10. Most importantly: your Tour Manager is a fountain of knowledge. Use her/him whenever you need to.

Your Tour Manager will give you lots of advice throughout your trip. LISTEN to them, and make notes if you need to. Ask them any questions you have or for more specific advice if you need to. They know a whole lot about traveling around Europe (particularly with Contiki) and can really help you out. Our tour manager's advice saved us a lot of time and money in some places.

That's my advice for a Contiki Tour of Europe. Keep in mind that my tour was a shorter one and things might be a bit different for longer tours or camping tours.

If you need any more advice let me know :)

  • 15 Aug 2011 Rhychelle said

    Rhychelle

    i am so glad i read this, i did not know abou tthe tipping etc. im off to Europe on the 16th for the European Experience starting the 19th
    this should be printed and given to Euro travellers as an FYI :):)

  • 15 Aug 2011 DeeBananas said

    DeeBananas

    Great tips! I’m trying to be as prepared as possible before my trip (3 days). Thanks! :)

  • 22 Aug 2011 Kylie said

    Kylie

    Wow, great tips. Thank you

  • 22 Aug 2011 Thunderbird said

    Thunderbird

    great tips
    thanks

  • 7 Sep 2011 sjupton said

    Default_avatar

    Great tips thanks so much, are there hair dryers in the motels? is there many free WiFi locations?

  • 10 Sep 2011 Explorer1288570 said

    Default_avatar

    My friends and I are doing European Magic (winter) as weill and I’m so grateful for your post. I’m going to print this out and make some highlights =) Thanks for taking the time out of your day to help the rest of us out!

  • 12 Sep 2011 Haylzzzz said

    Haylzzzz

    Thanks so much for all of your positive comments!
    Hairdryers were available at most places, sometimes you had to ask at reception. If you can’t live without it, then bring your own but just be mindful of different voltages.
    WiFi was also available at most places. Sometimes it was free (just needed to get the code from reception), other times you had to pay. I only used it when it was free. Others paid & said it was really slow/didn’t work. It’s up to you but if you make use of it when it’s free then you’ll have more money to spend on presents for yourself/alcohol/food etc.

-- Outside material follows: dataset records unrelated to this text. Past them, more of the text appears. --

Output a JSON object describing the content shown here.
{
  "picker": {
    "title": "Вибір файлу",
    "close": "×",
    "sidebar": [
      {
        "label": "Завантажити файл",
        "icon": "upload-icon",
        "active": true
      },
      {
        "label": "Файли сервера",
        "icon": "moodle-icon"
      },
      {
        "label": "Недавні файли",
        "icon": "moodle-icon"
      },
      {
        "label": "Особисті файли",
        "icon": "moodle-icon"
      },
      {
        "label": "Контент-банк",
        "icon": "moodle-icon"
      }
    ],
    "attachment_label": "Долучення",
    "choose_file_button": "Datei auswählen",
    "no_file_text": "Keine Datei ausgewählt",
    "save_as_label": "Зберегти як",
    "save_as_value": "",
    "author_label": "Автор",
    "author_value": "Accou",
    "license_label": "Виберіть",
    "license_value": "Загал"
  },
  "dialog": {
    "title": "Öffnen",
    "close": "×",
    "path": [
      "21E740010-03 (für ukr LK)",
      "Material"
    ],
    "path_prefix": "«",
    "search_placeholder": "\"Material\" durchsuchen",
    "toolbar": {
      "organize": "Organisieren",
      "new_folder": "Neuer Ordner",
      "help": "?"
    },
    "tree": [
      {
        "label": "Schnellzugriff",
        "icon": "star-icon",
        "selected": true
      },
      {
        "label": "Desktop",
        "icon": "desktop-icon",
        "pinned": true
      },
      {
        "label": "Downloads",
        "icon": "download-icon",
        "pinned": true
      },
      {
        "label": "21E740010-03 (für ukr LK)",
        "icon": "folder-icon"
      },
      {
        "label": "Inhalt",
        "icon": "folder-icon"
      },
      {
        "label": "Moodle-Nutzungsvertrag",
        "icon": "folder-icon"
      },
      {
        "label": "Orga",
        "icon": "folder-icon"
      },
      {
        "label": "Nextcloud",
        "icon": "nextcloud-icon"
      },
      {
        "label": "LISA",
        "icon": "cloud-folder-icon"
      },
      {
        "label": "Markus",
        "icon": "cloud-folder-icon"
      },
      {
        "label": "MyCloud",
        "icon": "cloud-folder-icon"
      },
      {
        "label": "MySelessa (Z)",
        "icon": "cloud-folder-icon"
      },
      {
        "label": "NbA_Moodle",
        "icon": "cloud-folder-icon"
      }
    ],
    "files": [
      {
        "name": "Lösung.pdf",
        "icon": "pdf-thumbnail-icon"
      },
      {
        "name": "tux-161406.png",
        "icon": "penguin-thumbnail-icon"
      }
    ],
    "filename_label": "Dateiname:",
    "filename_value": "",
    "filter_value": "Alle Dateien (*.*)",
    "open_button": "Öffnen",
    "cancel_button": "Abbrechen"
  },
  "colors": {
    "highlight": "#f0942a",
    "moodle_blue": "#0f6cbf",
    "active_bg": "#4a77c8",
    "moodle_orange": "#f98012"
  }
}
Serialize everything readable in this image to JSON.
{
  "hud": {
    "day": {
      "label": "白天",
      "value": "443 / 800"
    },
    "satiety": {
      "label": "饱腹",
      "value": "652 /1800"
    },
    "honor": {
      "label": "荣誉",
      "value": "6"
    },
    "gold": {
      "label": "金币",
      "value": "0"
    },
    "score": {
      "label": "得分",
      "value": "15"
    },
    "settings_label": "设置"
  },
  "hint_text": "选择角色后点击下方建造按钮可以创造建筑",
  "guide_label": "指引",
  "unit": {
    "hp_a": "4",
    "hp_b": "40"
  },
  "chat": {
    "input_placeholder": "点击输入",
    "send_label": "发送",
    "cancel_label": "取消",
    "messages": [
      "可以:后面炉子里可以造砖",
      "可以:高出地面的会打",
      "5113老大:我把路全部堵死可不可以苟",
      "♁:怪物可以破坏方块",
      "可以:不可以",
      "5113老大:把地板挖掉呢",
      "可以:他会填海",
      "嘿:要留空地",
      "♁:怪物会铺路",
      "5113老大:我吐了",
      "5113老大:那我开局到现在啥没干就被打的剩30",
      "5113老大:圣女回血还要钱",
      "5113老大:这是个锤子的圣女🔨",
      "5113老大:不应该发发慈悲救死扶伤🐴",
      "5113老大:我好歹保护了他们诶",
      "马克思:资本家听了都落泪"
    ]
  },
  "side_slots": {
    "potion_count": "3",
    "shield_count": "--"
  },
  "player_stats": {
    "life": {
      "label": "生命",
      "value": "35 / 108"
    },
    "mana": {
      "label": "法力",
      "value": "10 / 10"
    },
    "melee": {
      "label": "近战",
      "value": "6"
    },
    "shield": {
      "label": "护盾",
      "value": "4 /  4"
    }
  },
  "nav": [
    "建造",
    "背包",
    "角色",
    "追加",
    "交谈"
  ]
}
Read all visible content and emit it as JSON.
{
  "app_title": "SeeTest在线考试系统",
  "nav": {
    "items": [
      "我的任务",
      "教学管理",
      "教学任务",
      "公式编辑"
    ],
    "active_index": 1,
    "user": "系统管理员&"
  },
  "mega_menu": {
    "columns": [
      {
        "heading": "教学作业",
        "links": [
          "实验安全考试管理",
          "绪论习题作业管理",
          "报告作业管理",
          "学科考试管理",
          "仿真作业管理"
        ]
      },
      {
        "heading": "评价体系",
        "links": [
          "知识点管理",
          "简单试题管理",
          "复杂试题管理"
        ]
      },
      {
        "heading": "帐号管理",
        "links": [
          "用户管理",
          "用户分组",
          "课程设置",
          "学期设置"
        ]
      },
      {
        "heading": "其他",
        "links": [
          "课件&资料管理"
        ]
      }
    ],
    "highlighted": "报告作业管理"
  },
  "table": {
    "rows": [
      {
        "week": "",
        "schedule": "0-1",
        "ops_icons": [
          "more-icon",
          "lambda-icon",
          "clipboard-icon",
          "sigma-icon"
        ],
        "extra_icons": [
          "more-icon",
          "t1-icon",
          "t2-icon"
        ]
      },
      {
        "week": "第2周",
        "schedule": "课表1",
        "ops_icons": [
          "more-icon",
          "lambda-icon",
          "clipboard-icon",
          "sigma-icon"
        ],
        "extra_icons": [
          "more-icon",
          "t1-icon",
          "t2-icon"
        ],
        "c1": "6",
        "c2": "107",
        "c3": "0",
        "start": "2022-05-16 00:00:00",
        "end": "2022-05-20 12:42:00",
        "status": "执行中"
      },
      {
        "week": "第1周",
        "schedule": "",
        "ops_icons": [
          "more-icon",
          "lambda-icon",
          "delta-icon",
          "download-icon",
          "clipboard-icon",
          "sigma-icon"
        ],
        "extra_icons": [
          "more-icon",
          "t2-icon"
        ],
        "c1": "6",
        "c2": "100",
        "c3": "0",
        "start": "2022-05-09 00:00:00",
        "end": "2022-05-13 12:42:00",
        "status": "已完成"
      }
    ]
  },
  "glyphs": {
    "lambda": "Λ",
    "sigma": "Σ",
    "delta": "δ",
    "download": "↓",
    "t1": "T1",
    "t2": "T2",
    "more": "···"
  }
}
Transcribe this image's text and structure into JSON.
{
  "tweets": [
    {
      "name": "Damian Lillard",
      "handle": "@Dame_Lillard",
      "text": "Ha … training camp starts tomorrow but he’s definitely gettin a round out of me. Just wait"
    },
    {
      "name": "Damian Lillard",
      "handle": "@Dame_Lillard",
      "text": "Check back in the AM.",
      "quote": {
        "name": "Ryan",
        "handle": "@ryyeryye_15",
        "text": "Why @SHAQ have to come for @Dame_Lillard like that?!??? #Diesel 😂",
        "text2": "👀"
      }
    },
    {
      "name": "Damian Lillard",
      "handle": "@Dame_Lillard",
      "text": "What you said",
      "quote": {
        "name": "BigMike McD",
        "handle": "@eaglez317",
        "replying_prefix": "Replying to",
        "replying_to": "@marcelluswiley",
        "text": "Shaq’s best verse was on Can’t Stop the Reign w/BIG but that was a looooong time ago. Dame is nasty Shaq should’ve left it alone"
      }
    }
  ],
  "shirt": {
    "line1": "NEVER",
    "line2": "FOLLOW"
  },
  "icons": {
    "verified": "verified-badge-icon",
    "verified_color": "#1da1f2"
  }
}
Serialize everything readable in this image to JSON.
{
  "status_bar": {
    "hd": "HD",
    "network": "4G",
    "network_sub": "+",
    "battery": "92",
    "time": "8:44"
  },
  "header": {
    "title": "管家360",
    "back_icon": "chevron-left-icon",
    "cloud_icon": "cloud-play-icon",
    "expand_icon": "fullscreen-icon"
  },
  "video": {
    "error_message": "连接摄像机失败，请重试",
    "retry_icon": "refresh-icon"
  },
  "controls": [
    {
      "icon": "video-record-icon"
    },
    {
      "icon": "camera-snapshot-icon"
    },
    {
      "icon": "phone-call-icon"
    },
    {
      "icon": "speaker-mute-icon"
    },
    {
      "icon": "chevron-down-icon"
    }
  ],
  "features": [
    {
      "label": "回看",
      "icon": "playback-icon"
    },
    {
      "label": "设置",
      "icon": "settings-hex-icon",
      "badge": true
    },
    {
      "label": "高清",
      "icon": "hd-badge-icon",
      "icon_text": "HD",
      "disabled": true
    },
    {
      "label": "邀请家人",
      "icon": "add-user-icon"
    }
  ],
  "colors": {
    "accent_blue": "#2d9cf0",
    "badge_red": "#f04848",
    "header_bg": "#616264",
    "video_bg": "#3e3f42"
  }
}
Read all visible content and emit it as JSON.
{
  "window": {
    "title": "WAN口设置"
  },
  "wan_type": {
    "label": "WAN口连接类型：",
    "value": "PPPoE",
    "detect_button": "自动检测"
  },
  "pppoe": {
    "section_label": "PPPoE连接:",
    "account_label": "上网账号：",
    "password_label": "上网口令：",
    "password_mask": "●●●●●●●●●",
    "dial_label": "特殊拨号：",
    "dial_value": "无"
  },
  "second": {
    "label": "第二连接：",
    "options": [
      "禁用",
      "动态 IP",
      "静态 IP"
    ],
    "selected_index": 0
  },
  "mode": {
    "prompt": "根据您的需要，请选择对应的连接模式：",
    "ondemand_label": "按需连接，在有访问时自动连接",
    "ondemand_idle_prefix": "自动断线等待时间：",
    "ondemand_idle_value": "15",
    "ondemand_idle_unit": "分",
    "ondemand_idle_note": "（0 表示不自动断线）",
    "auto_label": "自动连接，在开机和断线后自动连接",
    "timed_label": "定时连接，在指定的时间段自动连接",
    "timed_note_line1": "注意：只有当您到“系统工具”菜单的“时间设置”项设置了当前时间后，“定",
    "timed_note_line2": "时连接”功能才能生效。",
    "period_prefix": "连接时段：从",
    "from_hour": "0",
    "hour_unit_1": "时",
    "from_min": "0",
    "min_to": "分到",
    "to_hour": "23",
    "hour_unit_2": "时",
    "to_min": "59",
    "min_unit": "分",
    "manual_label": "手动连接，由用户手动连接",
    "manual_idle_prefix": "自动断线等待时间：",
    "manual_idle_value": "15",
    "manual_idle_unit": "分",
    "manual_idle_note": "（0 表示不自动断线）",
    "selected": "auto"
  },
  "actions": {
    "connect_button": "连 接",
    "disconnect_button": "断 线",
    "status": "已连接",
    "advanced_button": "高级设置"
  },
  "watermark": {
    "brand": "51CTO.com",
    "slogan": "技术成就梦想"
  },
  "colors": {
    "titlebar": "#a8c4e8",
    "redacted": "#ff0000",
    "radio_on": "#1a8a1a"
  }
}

    Hope you all have an awesome time on tour. My 9 days with Contiki were the most fun I’ve ever had!! You’ll have a blast!

    Anymore questions, just ask & I’ll answer them as best I can :)

  • 12 Sep 2011 Sadie_Explorer said

    Sadie_Explorer

    Thanks for the tips! I’m leaving the 24th September, very nervous as this is my first international trip!

  • 14 Sep 2011 Annastacia♥ said

    Annastacia♥

    Thank you for the fantastic advice :) xx

  • 14 Sep 2011 tinaEuroMagic916 said

    tinaEuroMagic916

    i know you can only bring one suit case but i have a carry on/duffle bag also is there room inside the coach for that as my second bag?

  • 17 Sep 2011 Jorge & Argenis said

    Jorge & Argenis

    Thank you very much! it seems you had a great time and you buy a lot of things, if this not akward, can you let me know how much you spend doing all the optionals, having lunch and dinner and shopping?
    Thanks!

  • 17 Sep 2011 Sergio and Stephanie said

    Sergio and Stephanie

    Thanks for the general tips. Very helpful!

  • 2 Oct 2011 gretchen said

    gretchen

    Thank you for the tips! very helpful to know!